While edits don’t always perfectly fit into a clean process, below are the nine stages of our simplified post production workflow for a documentary film.
1. Post Prep
Before we start editing we have to lay the foundation for the project.

  • New folders, or projects, are created in 3 different areas
    • Digital Asset Management system, (D.A.M.) – Think of it as a giant iTunes library.
    • Online Asset Management Portal
    • Video Editing Software

2. Asset Process

  • Any assets that are used in a project are processed to speed up our handling of media during the entire project.
  • Before we do anything else, RAW video footage is imported into our system and archived to 2 redundant LTO 5 tapes. This gives us access to the original files, in their original form, before we begin the log and transfer process. Tapes are then stored in 2 different locations; 1 onsite and 1 offsite.
  • Footage is now logged and transferred (broken up) into individual clips or assets. Each asset is given a unique file name to make finding it later on fast and easy.
  • The renamed assets are archived to 2 more LTO 5 tapes and as above, are stored in 2 different locations for safe keeping. This gives us a clean copy of the asset before the editing process begins, in case we need access to that file later on.
  • Assets are uploaded to the D.A.M. where proxies are automatically created to speed up file access.
  • Interview assets are uploaded to our online portal and transcribed
  • Assets are placed in folders (bins) of our video editing software by category; type of footage, date, scene, etc.

3. Edit Prep
Before the editor dives into editing, they have to get familiar with the project. This is where that preparation happens.

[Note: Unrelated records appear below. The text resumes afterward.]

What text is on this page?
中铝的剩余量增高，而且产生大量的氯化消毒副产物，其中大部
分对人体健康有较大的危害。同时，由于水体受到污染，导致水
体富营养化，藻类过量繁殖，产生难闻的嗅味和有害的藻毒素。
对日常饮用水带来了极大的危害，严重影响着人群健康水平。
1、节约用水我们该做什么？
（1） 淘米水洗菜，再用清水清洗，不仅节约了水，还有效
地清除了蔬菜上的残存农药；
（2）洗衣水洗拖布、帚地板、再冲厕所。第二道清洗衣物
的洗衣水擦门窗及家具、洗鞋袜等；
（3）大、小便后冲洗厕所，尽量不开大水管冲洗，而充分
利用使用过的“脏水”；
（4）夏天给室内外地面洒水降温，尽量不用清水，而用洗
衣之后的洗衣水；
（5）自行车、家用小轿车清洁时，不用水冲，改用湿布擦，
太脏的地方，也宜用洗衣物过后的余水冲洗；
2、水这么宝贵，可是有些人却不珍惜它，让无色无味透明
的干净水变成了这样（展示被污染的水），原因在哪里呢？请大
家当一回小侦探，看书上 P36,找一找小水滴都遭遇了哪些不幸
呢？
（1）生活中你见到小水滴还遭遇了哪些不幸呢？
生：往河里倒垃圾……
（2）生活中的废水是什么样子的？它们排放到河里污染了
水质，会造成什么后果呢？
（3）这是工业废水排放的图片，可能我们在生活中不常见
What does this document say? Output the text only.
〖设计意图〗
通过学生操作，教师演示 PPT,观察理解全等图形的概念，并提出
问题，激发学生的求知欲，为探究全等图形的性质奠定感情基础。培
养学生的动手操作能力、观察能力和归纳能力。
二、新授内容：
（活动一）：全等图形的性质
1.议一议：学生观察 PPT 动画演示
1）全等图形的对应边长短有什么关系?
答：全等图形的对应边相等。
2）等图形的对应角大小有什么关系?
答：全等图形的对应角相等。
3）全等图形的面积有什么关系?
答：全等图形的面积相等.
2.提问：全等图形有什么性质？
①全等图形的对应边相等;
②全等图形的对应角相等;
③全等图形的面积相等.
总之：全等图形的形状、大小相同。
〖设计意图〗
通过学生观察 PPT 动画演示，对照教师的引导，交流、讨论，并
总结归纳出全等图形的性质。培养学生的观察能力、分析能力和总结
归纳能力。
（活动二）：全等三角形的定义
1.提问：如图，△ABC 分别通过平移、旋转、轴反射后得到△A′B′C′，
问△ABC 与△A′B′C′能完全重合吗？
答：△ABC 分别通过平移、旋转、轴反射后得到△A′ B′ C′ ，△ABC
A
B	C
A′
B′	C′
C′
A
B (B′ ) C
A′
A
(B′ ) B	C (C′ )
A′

  • Our editor reads the Creative Brief & Script for the project
  • The editor and producer discuss the project’s direction, look and feel
  • Editor begins the, sometimes long, process of reviewing all project assets. This includes interviews to get an idea of the story and b-roll to get an idea of coverage. Depending on the size of your project and the amount of content shot, this can take a few hours or a few weeks.

4. Story Cut
The purpose of the Story Cut is to find the right elements of the right story to tell it in the right order.

  • Editor takes their notes from the Edit Prep and begins to a Story Cut edit.
  • Once the editor has a Story Cut they feel good about, they’ll review it with the producer.
  • Editor revises Story Cut as needed
  • Editor and producer review revised Story Cut
  • Editor exports revised Story Cut, renames and uploads for client review
  • Client reviews Story Cut and suggests changes
  • Producer and client discuss the changes
  • Editor makes client changes as needed
  • Editor exports client revised Story Cut, renames and uploads for client approval
  • Client approves Story Cut

5. Rough Cut
The Rough Cut is where the video begins to take shape with an overall timing and feel.

  • Editor begins to time out sections of the program in the Rough Cut.
  • Music is auditioned, selected and placed in the program
  • Editor and producer review an early version of the Rough Cut
  • Editor makes revisions as needed
  • Editor adds b-roll to program
  • Editor adds placeholder graphics
  • Editor identifies additional needed assets for the film
  • Editor and producer review
  • Editor exports, renames and uploads for client review
  • Client reviews, make suggested changes and discusses with the producer
  • Editor makes client changes as needed
  • Editor exports, renames and uploads for client approval
  • Client approves Rough Cut which includes everything said and seen: narrative, music, timing, titles, spelling, b-roll, graphic placement and text

6. Graphic Build
This is the stage where all the graphics, animations and special effects are designed and built. The design portion of this stage can also happen much earlier in the process.

  • Our graphic artists and animators design all graphic elements to match the look & feel of the project.
  • Timing for the elements is based on the approved
  • Rough Cut Graphic artist and producer reviews each element
  • Artist exports, renames and uploads for client review
  • Client approves

7. Final Cut
The hard work is done. Now we’re polishing and tweaking before calling it “done”.

  • Editor makes very minor, clean up changes to the film.
  • These may include shaving a frame (1/30th of a second) off here or there or having a shot begin a few frames earlier. At this point, no substantive changes are made.
  • Editor replace placeholder graphics with approved graphics from above
  • Editor exports, renames and uploads for client review
  • Client reviews and approves
  • At this point the video is locked.

8. Finishing
Finishing is where the last finishing touches are added to the program.

  • The film is color corrected. Also called color grading, each clip is adjusted for proper exposure and balance of light.
  • Audio is mixed
  • Editor exports approved video and audio files for mix
  • Send to audio for mix
  • Audio is mixed in a separate program dedicated to audio post production
  • Mixed audio is placed back into program

9. Final Approval
As the name implies, this is where the rubber meets the road.

  • We call this the “speak now or forever more hold your peace” stage. Our client typically come into our suite and watch the program, top to bottom, with the editor and producer to make sure everyone is happy.
  • On approval, program is exported for distribution

Now you know what it takes to edit a documentary film.



Proxies – small low-resolution copies of large HD video files
D.A.M. – Digital Asset Management system.
B-Roll – secondary footage that adds visual meaning to a storyline and/or covers up unwanted content.
Layback – The stage where the new mixed audio in brought back into the video program, replacing the old unmixed audio.